Ayu spawns in the lower part of river mainly in autumn. Right after the eggs hatch, larval fishes go down to the sea. They feed on animal plankton.
The young fishes go up the river in spring. They stay in the middle or upper stream of river while they mainly feed on algae. It is often said that they smell like a cucumber. After that, when they mature, they go down the river in order to spawn.
In Japan, Ayu is eaten as a representative freshwater fish in summer. It tastes light and is mainly grilled with salt. Tempura[天婦羅（てんぷら）] of Ayu is also popular.
In mountainous rural areas, Ayu is a major food. Natural Ayu especially tastes good and that is traded at a high price.

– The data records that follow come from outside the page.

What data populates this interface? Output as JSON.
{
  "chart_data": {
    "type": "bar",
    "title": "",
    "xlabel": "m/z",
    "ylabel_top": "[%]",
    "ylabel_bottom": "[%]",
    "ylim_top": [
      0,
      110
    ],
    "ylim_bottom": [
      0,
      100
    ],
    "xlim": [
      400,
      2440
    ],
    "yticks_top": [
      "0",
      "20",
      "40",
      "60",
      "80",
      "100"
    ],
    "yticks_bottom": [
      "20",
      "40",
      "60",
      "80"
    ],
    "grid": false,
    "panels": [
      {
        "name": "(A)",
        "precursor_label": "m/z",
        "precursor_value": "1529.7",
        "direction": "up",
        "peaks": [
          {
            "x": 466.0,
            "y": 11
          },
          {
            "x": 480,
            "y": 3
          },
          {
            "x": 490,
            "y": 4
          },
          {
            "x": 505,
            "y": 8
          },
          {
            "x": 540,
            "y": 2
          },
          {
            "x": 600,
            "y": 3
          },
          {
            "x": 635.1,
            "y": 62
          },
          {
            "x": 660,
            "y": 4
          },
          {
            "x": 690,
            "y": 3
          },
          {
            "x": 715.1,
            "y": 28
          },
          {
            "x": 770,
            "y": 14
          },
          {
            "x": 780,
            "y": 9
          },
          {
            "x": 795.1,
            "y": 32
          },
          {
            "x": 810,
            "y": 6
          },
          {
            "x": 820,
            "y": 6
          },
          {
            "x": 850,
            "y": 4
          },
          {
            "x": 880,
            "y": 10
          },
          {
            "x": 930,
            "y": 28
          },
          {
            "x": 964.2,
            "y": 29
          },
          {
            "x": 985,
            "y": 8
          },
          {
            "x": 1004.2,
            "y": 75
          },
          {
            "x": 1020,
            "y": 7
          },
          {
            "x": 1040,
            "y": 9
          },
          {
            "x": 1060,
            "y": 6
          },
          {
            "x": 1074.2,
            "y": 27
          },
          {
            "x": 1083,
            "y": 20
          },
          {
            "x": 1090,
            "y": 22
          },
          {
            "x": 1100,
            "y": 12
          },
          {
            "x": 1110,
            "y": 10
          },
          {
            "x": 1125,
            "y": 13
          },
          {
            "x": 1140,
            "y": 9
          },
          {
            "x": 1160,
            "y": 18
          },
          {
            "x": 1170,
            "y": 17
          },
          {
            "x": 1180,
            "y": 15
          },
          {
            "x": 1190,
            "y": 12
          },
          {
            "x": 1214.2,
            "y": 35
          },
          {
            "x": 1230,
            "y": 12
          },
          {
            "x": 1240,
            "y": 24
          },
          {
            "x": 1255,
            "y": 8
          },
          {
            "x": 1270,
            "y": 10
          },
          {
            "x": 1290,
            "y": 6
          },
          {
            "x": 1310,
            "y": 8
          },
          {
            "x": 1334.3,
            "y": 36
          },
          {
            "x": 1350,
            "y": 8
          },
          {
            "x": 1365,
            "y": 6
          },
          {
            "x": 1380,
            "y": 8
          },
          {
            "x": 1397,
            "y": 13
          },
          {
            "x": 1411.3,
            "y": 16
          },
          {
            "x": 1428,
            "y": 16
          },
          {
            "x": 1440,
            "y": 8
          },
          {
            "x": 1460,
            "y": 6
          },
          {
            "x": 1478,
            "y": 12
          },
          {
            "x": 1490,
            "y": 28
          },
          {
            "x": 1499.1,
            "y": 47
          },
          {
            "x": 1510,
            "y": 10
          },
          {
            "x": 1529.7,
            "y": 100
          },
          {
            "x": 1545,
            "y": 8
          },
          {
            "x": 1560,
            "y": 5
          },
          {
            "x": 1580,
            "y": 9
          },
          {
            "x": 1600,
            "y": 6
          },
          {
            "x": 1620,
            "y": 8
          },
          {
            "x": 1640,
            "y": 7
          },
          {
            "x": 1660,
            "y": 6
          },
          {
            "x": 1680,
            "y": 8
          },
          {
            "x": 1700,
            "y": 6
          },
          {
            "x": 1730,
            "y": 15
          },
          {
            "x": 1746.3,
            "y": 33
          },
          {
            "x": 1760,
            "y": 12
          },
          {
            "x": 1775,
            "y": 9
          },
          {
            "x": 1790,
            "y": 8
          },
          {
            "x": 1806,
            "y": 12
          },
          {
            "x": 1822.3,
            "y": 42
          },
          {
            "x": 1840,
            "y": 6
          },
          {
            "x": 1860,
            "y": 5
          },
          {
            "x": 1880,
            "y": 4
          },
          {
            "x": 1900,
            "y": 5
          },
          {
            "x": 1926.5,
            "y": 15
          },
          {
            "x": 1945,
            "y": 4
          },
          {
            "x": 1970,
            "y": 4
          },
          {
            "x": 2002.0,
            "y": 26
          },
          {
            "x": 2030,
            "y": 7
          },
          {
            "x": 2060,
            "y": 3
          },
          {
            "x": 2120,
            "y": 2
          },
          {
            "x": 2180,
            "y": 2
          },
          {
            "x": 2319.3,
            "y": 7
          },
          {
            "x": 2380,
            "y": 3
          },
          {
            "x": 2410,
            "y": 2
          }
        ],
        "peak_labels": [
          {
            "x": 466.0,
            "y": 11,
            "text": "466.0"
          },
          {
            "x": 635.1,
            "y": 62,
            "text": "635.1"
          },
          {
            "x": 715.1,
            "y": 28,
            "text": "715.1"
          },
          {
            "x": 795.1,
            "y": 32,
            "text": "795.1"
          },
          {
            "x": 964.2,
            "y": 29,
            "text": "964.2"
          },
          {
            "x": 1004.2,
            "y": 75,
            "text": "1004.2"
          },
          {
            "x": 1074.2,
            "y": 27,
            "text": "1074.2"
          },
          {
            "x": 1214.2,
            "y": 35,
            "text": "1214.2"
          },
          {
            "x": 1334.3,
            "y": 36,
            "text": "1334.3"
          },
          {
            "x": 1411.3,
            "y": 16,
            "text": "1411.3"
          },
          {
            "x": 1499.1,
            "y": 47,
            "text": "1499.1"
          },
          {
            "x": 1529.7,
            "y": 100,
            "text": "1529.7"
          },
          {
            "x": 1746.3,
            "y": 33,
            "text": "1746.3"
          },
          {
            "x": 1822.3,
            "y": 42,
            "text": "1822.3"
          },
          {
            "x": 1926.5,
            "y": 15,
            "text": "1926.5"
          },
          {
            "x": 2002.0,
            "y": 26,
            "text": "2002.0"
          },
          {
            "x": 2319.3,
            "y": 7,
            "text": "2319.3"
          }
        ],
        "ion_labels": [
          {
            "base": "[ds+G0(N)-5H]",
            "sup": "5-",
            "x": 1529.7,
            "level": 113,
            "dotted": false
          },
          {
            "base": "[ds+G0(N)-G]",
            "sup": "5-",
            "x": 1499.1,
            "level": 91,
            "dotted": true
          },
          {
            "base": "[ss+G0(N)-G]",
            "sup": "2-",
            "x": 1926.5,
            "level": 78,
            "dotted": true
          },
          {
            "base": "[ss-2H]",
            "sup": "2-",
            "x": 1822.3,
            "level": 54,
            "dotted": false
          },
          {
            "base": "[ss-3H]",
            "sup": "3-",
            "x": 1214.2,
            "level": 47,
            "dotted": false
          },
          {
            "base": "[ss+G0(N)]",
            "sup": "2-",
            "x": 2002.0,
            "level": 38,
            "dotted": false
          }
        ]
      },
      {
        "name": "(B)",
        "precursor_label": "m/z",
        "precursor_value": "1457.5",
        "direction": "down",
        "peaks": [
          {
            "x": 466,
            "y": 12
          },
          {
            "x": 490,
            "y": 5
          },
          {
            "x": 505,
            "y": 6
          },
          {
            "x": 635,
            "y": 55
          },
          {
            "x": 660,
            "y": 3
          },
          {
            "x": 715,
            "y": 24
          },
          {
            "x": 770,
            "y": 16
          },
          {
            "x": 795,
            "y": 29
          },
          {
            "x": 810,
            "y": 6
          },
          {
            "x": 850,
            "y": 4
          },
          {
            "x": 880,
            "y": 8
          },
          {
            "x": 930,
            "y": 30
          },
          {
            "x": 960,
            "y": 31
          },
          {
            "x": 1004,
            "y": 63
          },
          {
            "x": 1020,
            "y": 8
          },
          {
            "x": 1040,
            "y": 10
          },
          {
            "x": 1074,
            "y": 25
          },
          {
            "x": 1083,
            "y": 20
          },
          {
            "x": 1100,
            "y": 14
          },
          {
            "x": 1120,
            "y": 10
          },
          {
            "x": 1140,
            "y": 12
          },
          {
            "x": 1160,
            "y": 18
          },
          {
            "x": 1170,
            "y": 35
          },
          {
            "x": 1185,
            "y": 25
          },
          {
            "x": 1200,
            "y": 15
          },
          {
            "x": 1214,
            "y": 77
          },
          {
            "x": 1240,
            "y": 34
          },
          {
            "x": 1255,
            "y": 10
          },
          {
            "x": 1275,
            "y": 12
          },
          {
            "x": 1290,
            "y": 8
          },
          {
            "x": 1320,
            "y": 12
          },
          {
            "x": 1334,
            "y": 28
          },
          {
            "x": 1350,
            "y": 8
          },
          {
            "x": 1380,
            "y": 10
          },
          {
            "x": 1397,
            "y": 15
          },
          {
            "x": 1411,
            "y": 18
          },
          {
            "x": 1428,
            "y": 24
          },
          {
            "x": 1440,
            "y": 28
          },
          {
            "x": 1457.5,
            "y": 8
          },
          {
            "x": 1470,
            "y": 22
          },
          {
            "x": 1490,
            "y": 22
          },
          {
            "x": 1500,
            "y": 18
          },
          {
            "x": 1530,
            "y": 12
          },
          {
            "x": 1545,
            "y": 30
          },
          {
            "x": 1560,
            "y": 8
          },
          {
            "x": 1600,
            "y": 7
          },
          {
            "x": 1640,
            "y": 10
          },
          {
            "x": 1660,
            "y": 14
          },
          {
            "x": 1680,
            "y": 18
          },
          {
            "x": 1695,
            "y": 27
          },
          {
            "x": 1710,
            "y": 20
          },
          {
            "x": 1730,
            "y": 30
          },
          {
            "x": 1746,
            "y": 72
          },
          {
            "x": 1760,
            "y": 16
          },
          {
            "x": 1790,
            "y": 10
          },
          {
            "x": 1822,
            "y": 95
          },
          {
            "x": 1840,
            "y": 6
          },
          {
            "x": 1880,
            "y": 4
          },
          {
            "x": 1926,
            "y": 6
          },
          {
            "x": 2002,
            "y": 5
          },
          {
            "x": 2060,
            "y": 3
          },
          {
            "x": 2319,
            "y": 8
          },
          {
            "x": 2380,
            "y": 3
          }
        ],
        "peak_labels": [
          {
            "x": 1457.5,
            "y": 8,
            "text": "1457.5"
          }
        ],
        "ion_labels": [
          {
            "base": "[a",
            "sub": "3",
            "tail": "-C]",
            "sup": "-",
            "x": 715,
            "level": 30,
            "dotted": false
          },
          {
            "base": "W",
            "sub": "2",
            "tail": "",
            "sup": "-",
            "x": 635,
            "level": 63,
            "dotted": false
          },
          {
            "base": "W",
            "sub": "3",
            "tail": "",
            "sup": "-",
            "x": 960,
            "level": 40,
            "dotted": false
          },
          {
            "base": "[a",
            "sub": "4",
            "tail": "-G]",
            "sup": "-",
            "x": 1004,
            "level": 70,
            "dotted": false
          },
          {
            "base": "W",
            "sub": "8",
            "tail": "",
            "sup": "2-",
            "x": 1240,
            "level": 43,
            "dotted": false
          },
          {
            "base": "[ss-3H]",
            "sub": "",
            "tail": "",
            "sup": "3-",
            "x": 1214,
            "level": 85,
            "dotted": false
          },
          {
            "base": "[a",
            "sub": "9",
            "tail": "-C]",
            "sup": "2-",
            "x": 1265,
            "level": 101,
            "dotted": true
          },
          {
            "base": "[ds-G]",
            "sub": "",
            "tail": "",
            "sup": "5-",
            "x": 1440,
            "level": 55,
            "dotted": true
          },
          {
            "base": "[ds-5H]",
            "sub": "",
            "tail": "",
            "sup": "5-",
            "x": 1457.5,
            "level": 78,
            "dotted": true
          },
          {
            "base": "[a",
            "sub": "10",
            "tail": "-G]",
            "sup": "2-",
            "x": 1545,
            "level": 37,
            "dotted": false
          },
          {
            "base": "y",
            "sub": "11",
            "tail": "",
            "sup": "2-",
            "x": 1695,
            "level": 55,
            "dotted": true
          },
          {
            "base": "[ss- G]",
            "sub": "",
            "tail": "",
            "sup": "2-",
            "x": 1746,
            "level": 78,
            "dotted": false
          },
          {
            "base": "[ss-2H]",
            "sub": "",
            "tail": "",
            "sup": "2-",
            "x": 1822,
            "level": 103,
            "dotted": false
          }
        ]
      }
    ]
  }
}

Ayu is a territorial fish and it has a habit of attacking other Ayu which comes into its territory.
Tomo-zuri[友釣り（ともづり）] is a fishing technique using this habit. At first, you put a nose ring attached to a fishing line on a decoy Ayu. After that, you drop the line in the territory of other Ayu. Ayu tries attacking the decoy and gets caught on the hook.
U-kai[鵜飼（うかい）] is a traditional fishing method using U[鵜（う）](cormorant) trained to catch fish, especially Ayu. That is not major fishing method now and is mainly held as a traditional event.
Above all, Ukai held on Nagara River[長良川（ながらがわ）] at Gifu[岐阜（ぎふ）] City, Gifu Prefecture is the most famous. That is held at night from May 11 to October 15 every year.
Ukai at Nagara River
Waka-ayu[若鮎（わかあゆ）](That means young Ayu) is one of Japanese confections(Wagashi[和菓子（わがし）]). That is an Ayu-shaped pancake filled with a kind of rice cake, Gyūhi[求肥（ぎゅうひ）].